RELATED: MEF puts its stamp of approval on industry's first SD-WAN standard

In August, MEF announced the publication of its SD-WAN Service Attributes and Services standard (MEF 70). MEF 70 describes SD-WAN as a service instead of detailing the underlying protocol level implementations. MEF 70 is part of the MEF 3.0 framework that also includes standardized services.

With the ONUG partnership, MEF will tap into ONUG’s hybrid multi-cloud enterprise user requirements to accelerate development of MEF 3.0 SD-WAN managed services standards, which will also be used in MEF's related certification program.

ONUG has worked on SD-WAN uses cases for years, but it's latest effort, SD-WAN Working Group 2.0, is focused on addressing the challenges of integrating SD-WAN connectivity into enterprise hybrid multi cloud environments.

Stephen Collins, ONUG working group CTO, said ONUG has been working on three or four cloud-related SD-WAN use cases this year. Instead of using the cloud, Collins said enterprises are backhauling traffic to their corporate sites and then making their connections, which may not even be SD-WAN connections, from there.

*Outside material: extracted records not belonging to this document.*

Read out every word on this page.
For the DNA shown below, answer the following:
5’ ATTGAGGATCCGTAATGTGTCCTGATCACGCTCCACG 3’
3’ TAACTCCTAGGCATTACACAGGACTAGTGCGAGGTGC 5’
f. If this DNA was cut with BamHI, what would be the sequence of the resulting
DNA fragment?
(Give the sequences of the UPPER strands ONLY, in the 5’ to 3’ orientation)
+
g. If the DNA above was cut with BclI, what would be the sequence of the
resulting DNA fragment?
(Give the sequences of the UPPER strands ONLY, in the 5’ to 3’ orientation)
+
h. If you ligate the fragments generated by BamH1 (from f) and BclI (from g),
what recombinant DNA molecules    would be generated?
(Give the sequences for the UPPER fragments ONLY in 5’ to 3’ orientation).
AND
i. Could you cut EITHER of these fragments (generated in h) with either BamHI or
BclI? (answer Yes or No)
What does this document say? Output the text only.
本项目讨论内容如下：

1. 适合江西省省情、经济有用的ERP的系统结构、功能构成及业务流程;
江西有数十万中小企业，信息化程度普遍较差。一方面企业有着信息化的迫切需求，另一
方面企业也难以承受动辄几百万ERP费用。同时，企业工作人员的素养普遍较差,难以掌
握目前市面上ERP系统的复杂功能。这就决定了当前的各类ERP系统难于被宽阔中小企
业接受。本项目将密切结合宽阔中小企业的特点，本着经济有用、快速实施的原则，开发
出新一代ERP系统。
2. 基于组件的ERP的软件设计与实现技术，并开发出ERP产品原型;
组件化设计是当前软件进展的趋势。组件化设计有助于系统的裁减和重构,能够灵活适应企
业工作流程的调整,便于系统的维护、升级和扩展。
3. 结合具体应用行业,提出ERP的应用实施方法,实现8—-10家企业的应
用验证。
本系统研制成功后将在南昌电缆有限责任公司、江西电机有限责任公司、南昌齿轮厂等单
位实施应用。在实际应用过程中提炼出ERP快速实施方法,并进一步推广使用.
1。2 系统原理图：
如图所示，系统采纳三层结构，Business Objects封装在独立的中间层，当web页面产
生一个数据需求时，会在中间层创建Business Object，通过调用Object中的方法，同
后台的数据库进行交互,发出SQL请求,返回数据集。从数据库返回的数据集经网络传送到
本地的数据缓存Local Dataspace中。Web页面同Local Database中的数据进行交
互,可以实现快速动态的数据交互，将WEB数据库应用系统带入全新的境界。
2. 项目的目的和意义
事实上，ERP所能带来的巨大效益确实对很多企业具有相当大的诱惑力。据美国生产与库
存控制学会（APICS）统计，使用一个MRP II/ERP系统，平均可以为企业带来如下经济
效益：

That method isn't optimal for several reasons, including from a security standpoint, Collins said.

While MEF defined the aspects of a service provider based, managed SD-WAN solution, there are still vendors that propose their own solutions to enterprises, which further muddies the waters.

The ONUG working group developed a reference architecture to define use case requirements for typical SD-WAN multi-cloud deployment scenarios, including multiple cloud provider connections, application performance assurance, scaling, security policy enforcement, hybrid environment security integration, and multi-domain connectivity orchestration.

ONUG and MEF will work on joint definitions of common service models and APIS for automating SD-WAN services with an initial focus on the following areas:

• ONUG SD-WAN 1.0 service models and API specifications

• ONUG SD-WAN 2.0 multi-cloud integration use cases

• Application security for SD-WANs

• Intent-based networking and service automation for SD-WANs

MEF and ONUG will provide more information on their collaboration at ONUG Fall 2019 on Oct. 16-17 in New York City and at MEF19 on Nov. 18-22 in Los Angeles.

"The good news is we have each done enough work separately where there's clear overlap in terms of interest, but I don't think defining the problem space is going to be difficult," Collins said. "Then it's just a matter of logistics, planning and setting some goals. We're going to try to get some of this defined in the fall and then we'll be quite active in this collaboration in 2020 and beyond."